Marie Savre, tête de liste Lutte ouvrière, comme en 2014, entourée de Dominique Leclair (à droite), ouvrier chez Michelin et second sur la liste, et de Claude Dufour, retraité de l’AIA. © Pierre COUBLE

« Il faut que les travailleurs exercent le pouvoir ». Le parti d’extrême gauche Lutte ouvrière sera représenté en mars prochain à Clermont-Ferrand par Marie Savre.

Les scrutins se suivent pour Marie Savre mais le besoin d’être la voix des travailleurs et des travailleurs reste le même pour cette fidèle du parti d’extrême gauche. Cette année, et comme en 2014, déjà pour les élections municipales, elle sera à la tête de la liste « Lutte ouvrière, faire entendre le camp des travailleurs ».

Un slogan inchangé qui résume à lui seul le fil directeur de sa démarche. « Notre liste ne sera qu’une liste de travailleurs et travailleuses, avec des salariés de l’AIA, des services publics, des milieux hospitaliers, des cheminots, de la T2C, des travailleurs précaires, des étudiants et des retraités des classes populaires », énumère la psychologue en hôpital psychiatrique.

Si le gouvernement a changé en l’espace d’un mandat, l’objectif reste le même : « La situation empire », souligne-t-elle. « Il faut renforcer notre camp et renverser la table. Une mairie et l’action d’une municipalité, à l’heure actuelle, cela ne change rien aux conditions de vie de la classe ouvrière », poursuit l’ancienne conseillère municipale qui avait glané 1,74 % des suffrages au premier tour en 2014. « Une mairie, cela doit affronter Michelin, cela ne doit pas se mettre à plat ventre devant les grandes entreprises. » « Nous sommes les seuls à être des révolutionnaires. Nous sommes les porte-parole de ces idées-là ».

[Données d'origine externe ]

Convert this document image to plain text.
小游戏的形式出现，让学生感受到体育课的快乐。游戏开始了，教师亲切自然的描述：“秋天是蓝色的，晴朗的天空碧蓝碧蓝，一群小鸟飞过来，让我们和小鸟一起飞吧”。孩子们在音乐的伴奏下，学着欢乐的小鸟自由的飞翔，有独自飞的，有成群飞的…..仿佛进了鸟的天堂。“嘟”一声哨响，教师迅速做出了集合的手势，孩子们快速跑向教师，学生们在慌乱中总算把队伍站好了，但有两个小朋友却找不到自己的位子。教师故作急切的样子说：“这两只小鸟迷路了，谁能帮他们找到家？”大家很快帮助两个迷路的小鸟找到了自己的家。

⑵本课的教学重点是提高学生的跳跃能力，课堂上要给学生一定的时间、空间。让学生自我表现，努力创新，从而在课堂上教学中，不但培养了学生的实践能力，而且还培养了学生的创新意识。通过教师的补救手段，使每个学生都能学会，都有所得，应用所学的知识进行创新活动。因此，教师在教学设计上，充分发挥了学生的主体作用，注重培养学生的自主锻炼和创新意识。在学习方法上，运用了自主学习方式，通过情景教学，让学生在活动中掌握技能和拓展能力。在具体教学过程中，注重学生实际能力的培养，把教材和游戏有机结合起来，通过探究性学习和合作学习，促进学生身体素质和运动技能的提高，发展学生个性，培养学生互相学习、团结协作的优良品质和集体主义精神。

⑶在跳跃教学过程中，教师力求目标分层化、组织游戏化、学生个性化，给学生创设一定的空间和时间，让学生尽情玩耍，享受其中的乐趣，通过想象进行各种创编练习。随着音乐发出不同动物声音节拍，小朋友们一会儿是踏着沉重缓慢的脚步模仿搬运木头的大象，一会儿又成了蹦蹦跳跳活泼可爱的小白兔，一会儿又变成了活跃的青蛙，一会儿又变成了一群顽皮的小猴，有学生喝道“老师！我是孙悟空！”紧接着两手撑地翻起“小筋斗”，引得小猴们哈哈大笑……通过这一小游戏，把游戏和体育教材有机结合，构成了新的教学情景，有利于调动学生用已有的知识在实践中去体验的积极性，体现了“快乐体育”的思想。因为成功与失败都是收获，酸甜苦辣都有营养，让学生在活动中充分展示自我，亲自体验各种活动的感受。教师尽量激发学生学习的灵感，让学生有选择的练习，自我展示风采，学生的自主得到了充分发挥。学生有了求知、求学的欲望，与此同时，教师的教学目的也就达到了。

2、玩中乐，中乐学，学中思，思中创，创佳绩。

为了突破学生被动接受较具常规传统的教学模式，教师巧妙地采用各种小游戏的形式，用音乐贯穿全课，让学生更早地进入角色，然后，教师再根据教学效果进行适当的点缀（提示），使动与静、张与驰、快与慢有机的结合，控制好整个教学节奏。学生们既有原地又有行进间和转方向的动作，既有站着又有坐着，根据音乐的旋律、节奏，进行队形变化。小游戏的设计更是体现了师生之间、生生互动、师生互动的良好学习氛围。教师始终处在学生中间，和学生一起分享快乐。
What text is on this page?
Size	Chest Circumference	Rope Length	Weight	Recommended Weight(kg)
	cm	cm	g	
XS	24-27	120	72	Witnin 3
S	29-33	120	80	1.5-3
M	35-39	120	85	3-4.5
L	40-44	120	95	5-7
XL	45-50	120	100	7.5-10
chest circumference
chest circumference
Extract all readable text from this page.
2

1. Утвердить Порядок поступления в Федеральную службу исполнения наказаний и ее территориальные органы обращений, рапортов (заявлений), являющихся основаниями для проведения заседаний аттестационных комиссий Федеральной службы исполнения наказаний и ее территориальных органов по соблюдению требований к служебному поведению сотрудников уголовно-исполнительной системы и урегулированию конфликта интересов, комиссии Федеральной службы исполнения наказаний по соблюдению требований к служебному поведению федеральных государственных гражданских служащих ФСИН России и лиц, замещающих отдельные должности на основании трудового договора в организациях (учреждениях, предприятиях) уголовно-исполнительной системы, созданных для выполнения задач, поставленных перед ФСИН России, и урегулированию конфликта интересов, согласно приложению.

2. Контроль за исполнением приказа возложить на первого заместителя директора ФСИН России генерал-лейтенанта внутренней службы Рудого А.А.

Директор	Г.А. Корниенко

« Il faut que les travailleurs exercent le pouvoir »

Et ça tombe bien, le conflit qui la mobilise, elle et ses colistiers, comme des milliers de Clermontois depuis plus d’un mois dans les rues, est l’occasion de faire entendre leur message. « Les politiques découvrent le monde du travail quand ce dernier est en grève. On espère évidemment que ce sera un printemps particulier mais plus ça va, plus les travailleurs réalisent qu’il va falloir affronter les plus forts. Il faut que ce soit les travailleurs qui exercent le pouvoir. »

D’ici là, ils comptent bien multiplier les prises de parole dans les entreprises avant une réunion publique prévue mi-mars, avant le premier tour.